In that case the verdict was for the plaintiff in the court below and there was conflict in the evidence as to the existence of the necessity for the unfenced condition of the railroad at the place. In this case all that is shown is that there is a platform called a station some 250 or 300 feet west of where the animal was killed; that passenger train schedules show the times at which trains pass that station. There is evidence that one train running each day was allowed to stop on being flagged at that station. There is also evidence that freight had sometimes been delivered and received there, but there is no showing whatever that the business of a common carrier transacted by the railroad company at that place required the right-of-way to be left unfenced. There is no showing that all the business transacted by the railroad company there and all the work required to be done by its trains could not have been performed as safely and effectively with as without the existence of the fence as required by statute.
We hold with the Indiana case above quoted from, that a railroad company is not liable for injuries to animals that enter upon its track at places where to maintain fences would interfere with the discharge of its duty to the public, or with the rights of the public in the use of the highway, or in doing business with the company, nor at any places *Page 235 where fences and connecting cattle-guards would make the running and handling of trains or the necessary and proper switching of cars more hazardous to its employees. But, before a railroad company can defend its failure to maintain fences as required by statute there must exist a condition from which the conclusion may reasonably be drawn that the existence of a fence would so affect the railroad company or the public, or both, and the existence or non-existence of such condition is a question of fact to be determined by a jury. In other words, if the condition exists, then the railroad company may exercise its right to eliminate the hazard which would be occasioned by a fence insofar as its employees are concerned and to accommodate the necessities of the public, but unless it is shown that the railroad company is required to perform, and does perform, services of a common carrier at such place which would reasonably warrant it in exercising its right to so disregard the statutory requirement to effectuate the safety of its employees and to conveniently serve the public in its common carrier capacity at that place it has no right to disregard its statutory duty to maintain fences on each side of its right-of-way.

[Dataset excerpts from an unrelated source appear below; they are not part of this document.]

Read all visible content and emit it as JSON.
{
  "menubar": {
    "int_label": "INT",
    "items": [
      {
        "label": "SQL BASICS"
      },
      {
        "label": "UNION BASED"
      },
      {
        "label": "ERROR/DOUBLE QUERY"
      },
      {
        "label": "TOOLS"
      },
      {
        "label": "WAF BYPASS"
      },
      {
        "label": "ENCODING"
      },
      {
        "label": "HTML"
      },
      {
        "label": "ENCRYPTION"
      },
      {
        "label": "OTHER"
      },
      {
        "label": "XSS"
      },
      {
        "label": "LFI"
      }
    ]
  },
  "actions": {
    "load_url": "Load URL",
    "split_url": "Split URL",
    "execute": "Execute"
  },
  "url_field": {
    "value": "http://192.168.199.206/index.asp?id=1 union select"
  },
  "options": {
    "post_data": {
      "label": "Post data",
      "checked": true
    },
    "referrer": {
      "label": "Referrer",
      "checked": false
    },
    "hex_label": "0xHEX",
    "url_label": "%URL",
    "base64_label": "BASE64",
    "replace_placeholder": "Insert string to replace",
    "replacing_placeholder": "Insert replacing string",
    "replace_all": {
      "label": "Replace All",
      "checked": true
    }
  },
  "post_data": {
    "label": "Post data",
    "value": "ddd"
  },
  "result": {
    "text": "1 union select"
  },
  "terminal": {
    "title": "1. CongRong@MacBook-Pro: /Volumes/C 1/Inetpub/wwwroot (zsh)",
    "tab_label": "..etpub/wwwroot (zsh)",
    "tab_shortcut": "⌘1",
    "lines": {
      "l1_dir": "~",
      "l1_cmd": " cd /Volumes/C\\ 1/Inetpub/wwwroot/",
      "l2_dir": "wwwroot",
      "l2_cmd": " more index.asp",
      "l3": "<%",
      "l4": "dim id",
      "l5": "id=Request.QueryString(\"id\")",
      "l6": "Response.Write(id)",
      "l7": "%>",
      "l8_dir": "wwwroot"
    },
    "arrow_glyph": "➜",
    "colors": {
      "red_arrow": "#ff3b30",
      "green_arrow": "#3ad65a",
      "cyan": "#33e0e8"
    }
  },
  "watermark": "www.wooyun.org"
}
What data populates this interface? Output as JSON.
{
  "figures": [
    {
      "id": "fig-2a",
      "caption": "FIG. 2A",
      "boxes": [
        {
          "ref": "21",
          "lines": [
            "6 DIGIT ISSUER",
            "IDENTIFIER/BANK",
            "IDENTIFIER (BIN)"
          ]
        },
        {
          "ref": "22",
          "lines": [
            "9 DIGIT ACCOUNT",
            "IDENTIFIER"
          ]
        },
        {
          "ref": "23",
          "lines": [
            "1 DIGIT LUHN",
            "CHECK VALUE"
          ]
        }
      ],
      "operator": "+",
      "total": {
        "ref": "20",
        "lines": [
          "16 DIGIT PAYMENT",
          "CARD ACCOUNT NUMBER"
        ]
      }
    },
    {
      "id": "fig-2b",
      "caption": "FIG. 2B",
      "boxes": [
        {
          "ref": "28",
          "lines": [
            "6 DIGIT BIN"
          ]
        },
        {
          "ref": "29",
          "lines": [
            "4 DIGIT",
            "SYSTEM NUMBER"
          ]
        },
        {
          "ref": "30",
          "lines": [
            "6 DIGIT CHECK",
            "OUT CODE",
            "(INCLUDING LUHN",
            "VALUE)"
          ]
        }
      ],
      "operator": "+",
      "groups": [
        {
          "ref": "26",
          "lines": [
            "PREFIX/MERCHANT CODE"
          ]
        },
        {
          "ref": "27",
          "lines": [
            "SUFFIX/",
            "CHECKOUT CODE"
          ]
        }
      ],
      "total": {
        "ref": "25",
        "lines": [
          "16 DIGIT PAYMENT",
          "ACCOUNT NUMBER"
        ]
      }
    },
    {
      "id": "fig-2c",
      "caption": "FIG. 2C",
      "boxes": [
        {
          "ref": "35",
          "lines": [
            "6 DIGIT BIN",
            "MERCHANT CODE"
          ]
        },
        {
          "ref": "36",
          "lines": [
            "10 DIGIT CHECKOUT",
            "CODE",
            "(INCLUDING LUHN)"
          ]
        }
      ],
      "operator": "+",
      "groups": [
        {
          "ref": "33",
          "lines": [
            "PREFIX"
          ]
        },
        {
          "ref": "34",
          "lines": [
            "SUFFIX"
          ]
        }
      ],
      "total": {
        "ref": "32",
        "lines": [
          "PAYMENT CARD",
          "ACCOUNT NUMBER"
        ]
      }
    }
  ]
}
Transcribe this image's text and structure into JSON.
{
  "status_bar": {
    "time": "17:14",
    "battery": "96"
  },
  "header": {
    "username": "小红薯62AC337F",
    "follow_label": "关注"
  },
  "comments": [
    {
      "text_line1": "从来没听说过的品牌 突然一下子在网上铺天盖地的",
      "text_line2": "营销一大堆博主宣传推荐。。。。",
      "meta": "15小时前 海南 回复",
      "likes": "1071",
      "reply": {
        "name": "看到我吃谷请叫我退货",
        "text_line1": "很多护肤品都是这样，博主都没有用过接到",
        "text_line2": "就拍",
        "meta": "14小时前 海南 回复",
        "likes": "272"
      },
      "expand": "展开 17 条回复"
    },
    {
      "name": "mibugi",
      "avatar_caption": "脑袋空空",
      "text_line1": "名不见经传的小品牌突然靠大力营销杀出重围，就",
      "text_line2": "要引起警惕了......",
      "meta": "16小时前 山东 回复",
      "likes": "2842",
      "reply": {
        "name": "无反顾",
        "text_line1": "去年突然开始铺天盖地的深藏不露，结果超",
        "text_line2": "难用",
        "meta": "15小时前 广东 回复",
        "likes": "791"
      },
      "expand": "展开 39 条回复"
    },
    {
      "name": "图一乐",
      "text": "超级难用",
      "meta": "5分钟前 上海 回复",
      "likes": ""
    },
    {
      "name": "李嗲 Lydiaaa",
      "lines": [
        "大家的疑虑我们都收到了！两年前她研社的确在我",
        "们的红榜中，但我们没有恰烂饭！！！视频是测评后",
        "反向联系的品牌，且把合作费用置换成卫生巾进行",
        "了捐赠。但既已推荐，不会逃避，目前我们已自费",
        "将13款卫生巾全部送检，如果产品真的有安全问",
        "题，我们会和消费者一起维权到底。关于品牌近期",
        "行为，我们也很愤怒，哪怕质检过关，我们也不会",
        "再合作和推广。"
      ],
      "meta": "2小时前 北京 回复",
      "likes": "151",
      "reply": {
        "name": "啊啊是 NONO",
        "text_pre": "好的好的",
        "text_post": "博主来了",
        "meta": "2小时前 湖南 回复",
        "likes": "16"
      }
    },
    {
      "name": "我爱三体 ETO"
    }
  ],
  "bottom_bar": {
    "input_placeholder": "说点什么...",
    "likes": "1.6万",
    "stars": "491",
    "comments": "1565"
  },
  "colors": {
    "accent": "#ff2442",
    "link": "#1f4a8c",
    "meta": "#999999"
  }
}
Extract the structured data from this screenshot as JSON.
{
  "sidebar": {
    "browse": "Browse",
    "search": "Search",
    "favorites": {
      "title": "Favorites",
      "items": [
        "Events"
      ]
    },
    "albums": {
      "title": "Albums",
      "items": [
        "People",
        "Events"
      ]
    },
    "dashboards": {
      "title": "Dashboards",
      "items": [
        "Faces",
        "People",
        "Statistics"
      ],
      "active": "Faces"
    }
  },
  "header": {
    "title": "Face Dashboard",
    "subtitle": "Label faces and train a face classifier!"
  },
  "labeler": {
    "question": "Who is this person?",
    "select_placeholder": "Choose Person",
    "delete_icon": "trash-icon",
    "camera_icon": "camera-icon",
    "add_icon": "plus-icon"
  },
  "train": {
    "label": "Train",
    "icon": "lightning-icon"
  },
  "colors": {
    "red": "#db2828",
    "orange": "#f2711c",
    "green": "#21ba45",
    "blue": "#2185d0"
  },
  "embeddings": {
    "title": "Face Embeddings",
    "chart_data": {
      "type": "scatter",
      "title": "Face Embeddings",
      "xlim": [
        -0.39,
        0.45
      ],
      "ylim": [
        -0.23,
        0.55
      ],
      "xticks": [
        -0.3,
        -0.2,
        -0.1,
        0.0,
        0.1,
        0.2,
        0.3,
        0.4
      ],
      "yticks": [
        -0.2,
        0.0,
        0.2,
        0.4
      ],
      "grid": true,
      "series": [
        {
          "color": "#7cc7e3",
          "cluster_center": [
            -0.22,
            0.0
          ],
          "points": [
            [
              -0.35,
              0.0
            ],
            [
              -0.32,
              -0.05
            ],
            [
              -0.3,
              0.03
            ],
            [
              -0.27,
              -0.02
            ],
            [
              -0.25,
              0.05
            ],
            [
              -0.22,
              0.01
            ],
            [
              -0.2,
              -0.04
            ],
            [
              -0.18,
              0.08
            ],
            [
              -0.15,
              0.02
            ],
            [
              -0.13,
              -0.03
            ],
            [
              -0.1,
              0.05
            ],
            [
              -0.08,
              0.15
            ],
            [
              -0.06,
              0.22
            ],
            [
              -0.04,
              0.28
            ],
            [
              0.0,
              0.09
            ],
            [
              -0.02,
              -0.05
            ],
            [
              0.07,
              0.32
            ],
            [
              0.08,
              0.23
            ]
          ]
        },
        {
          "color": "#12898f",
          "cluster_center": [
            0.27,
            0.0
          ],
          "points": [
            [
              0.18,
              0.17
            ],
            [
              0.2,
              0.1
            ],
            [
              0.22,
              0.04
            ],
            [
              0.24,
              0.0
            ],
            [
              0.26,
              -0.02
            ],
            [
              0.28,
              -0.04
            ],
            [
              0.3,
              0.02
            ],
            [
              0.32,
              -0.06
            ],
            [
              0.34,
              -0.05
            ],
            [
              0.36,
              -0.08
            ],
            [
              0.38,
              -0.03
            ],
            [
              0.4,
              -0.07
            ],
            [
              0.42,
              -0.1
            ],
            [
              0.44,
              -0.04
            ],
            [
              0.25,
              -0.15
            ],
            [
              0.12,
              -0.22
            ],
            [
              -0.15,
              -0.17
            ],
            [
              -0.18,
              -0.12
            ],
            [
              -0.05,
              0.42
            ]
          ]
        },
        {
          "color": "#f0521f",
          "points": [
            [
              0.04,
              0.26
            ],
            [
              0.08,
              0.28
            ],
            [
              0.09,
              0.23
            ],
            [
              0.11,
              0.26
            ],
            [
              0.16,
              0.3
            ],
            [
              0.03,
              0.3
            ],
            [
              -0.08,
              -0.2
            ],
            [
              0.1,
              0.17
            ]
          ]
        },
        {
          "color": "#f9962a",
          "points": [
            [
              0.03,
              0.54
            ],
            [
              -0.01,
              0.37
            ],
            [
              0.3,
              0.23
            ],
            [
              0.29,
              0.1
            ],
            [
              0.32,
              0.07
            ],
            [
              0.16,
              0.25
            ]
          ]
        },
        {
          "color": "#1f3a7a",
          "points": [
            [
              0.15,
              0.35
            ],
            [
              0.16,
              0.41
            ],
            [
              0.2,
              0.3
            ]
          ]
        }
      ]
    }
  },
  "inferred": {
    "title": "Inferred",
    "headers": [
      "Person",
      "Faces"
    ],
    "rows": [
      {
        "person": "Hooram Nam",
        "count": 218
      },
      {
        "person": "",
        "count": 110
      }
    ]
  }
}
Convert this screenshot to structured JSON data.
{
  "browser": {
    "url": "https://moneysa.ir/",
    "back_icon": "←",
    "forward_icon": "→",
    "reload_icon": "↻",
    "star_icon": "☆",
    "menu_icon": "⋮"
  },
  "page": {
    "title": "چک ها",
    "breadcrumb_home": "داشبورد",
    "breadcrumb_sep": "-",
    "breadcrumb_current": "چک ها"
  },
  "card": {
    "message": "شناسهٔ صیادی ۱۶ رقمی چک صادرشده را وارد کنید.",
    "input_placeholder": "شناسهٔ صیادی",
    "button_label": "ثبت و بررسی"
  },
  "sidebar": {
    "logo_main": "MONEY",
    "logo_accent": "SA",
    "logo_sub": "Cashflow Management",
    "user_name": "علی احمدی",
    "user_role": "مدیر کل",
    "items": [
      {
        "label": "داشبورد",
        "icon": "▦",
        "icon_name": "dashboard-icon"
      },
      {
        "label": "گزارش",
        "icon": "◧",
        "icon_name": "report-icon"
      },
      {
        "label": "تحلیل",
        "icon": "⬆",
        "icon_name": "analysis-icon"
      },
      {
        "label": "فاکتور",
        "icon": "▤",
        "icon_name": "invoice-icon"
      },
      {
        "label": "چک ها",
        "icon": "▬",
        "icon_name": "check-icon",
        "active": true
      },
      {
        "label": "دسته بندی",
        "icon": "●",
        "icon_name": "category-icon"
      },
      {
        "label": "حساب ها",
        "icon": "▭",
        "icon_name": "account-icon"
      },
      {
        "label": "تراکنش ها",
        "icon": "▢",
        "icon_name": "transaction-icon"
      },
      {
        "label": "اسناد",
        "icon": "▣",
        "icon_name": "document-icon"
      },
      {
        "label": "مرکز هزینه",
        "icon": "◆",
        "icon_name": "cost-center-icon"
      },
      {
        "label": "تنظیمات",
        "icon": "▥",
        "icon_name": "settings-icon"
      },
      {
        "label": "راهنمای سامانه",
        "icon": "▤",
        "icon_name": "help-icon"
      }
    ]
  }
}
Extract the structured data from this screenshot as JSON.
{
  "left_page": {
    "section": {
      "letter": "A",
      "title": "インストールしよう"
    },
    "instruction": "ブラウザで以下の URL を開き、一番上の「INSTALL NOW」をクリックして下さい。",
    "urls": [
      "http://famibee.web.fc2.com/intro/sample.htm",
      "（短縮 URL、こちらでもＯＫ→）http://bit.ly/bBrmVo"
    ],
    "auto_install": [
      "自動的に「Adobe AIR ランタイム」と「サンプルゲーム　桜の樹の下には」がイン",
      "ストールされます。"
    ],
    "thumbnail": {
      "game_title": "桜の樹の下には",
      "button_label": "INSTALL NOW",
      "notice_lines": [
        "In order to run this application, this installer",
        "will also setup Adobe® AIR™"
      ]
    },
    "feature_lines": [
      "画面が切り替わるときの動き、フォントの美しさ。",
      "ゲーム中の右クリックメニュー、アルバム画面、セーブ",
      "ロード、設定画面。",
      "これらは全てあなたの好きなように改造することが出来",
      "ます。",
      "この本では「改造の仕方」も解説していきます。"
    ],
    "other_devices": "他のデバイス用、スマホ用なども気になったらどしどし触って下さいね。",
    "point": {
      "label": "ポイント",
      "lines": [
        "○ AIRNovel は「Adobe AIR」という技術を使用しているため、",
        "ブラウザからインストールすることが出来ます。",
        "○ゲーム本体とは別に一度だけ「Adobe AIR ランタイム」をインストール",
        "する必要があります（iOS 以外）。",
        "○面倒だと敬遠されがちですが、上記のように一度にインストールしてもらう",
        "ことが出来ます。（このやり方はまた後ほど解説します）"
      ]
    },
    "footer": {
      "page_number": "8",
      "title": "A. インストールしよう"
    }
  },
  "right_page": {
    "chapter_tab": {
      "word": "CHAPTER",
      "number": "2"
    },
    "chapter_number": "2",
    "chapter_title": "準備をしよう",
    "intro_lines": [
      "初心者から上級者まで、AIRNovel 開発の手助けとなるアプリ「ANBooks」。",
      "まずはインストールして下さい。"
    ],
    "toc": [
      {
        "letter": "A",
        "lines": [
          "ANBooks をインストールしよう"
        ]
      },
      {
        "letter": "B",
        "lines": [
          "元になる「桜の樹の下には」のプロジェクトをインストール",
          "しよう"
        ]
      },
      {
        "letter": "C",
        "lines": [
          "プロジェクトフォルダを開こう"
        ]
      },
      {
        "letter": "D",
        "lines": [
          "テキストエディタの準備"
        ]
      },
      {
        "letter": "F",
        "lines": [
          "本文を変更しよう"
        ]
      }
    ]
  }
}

The pleadings and the evidence show that the place where the animal was killed was not within an area wherein the railroad company was not required by statute to fence its tracks. In such case it was incumbent upon the railroad company to show that it had the right of non-compliance with the statute exnecessitate.
The record in this case fails to show the existence of that condition.
For the reasons stated, the judgment should be affirmed and it is so ordered.
*Page 236Affirmed.
DAVIS, C. J., and WHITFIELD, TERRELL and BROWN, J. J., concur.